Case In Point

Court Finds ESA-Only Termination Clause Unenforceable Due To Wording of Conflict of Interest and Confidential Information Clauses

Case In Point

Court Finds ESA-Only Termination Clause Unenforceable Due To Wording of Conflict of Interest and Confidential Information Clauses

Date: August 24, 2022

In Henderson v. Slavkin et al., the Ontario Superior Court of Justice found that a termination clause in an employment contract which limited entitlements upon termination to only the minimums required by the Employment Standards Act, 2000 (ESA) was unenforceable due to the wording of the provisions related to “confidential information” and “conflict of interest.”

In 2015, the plaintiff, a receptionist in a dental office, was asked by her employers (dental surgeons) to sign a new employment contract as they were contemplating retirement. Fresh consideration for the contract was provided. The contract contained a provision limiting entitlements upon termination only to those provided under the ESA. After 30 years of service, the plaintiff’s employment was terminated in April 2020. The plaintiff challenged the enforceability of the ESA-only termination clause and the parties agreed that if the Court found the clause to be unenforceable, 18 months’ notice would be owing.

Entitlements Upon Termination

The Court found that the provisions in the contract which related to confidential information and conflict of interest violated the ESA. Each provision contained a clause which provided that a failure to comply with the clause would constitute cause for termination without notice or compensation in lieu of notice. The Court stated: 

[38]      It is the position of the plaintiff that conduct that falls short of wilful misconduct cannot constitute dismissal for cause. The standard for just cause termination under the ESA entitles even those terminated with cause to minimal entitlements unless the employer can establish, pursuant to s. 2(1)(3) of Termination and Severance of Employment, O. Reg. 288/01, that the employee is guilty of wilful misconduct or wilful neglect of duty. While the defendants argue that the provisions enumerated above all bespeak wilful misconduct or wilful neglect of duty, I am unable to conclude that that is indeed the case, based on the wording thereof. I am, however, of the view that the provisions are overly broad and ambiguous. […]

[42]      … Again, an employee is entitled to know at the beginning of an employment relationship what the employment will be at the end of their employment and how and when it may be terminated without cause. In this case, it is not clear in what circumstances the disclosure of confidential information may occur without immediate termination for cause without notice. One can conceive of a situation where confidential information may have been inadvertently disclosed in a situation where it is not wilful and/or where it is a trivial breach. This clause does not respect the ESA provisions in this regard.

The Court concluded that these clauses “were not in compliance with the ESA, and therefore invalidated the employment contract.” As a result, 18 months’ reasonable notice was owing.

Mitigation of Damages

On the issue of mitigation, the defendants argued that the plaintiff did not take reasonable steps to mitigate her damages. The plaintiff argued her employment was terminated at the height of the pandemic, which impacted her ability to find alternative employment.
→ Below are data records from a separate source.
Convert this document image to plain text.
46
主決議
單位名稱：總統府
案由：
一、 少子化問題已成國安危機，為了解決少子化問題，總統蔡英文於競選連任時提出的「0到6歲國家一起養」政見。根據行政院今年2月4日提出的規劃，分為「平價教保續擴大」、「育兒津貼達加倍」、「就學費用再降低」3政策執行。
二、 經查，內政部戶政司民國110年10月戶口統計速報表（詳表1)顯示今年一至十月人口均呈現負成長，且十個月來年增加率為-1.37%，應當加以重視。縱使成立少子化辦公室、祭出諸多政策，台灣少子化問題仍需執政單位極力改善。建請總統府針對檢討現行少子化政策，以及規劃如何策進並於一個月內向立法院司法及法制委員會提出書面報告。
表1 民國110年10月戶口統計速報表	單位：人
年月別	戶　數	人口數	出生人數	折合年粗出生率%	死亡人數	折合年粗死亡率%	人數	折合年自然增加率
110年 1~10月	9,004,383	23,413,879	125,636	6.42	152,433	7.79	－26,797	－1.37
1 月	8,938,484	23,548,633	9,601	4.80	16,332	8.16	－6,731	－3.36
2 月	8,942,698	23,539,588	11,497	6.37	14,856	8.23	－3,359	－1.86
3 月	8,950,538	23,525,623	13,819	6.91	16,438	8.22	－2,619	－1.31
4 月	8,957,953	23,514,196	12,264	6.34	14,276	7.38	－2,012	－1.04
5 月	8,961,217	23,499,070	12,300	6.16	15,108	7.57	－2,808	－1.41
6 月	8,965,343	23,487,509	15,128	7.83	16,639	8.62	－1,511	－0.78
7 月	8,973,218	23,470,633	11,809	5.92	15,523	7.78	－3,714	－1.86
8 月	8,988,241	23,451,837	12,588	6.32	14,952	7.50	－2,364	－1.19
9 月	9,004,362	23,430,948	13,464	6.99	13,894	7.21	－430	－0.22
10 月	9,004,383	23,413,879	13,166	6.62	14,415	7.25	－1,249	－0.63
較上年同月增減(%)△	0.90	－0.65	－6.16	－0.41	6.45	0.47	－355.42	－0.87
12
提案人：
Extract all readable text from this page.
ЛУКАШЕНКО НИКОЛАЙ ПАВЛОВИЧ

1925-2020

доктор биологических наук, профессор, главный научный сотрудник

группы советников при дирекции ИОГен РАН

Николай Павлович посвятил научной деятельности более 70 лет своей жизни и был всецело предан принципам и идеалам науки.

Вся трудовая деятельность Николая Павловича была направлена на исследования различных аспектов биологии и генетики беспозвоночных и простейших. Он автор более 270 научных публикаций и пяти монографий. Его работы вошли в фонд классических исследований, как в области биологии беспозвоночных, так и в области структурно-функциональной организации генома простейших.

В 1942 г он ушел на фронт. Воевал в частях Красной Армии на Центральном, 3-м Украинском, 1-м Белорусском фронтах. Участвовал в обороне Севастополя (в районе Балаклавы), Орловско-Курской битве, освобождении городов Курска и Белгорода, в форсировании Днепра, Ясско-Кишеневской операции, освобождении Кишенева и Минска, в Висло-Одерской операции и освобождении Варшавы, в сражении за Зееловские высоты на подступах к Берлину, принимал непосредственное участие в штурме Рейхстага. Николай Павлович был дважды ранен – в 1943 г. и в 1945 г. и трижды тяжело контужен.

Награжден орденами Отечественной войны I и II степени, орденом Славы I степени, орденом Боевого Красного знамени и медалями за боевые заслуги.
The Court took this factor into account in slightly reducing the reasonable notice, stating:

[54]      After moving to Glencoe, [the plaintiff] began to look for work. She applied to numerous positions, including medical offices, and finally secured employment as a frontline worker in a long-term care home.

[55]      This took 18 months from her notice of termination, 12 months from her last day of work. In normal circumstances, this would not meet the test for mitigation. However, given the pandemic, the long economic recovery, the difficulty in finding work as businesses slowly began to open, as well as the plaintiff’s age and her move to a smaller centre where rent was cheaper, I am of the view that there should be only a small deduction for the length of time it took her to mitigate in the circumstances. The plaintiff acted reasonably and did her best to find work once she moved from Toronto to Glencoe. I am of the view that the notice period should be reduced by 3 months in the circumstances.

Canadian Emergency Response Benefit (CERB)

The Court also considered the conflicting case law on whether CERB should be deducted from the wrongful dismissal damages awarded. It found that the CERB benefits did not amount to a collateral benefit and should not be deducted from the award.


The Court’s decision underscores that all provisions in an employment agreement will be read together in assessing an employee’s entitlements upon termination, and reaffirms the importance of ensuring that all provisions are in compliance with the ESA to minimize the risk of them being found unenforceable.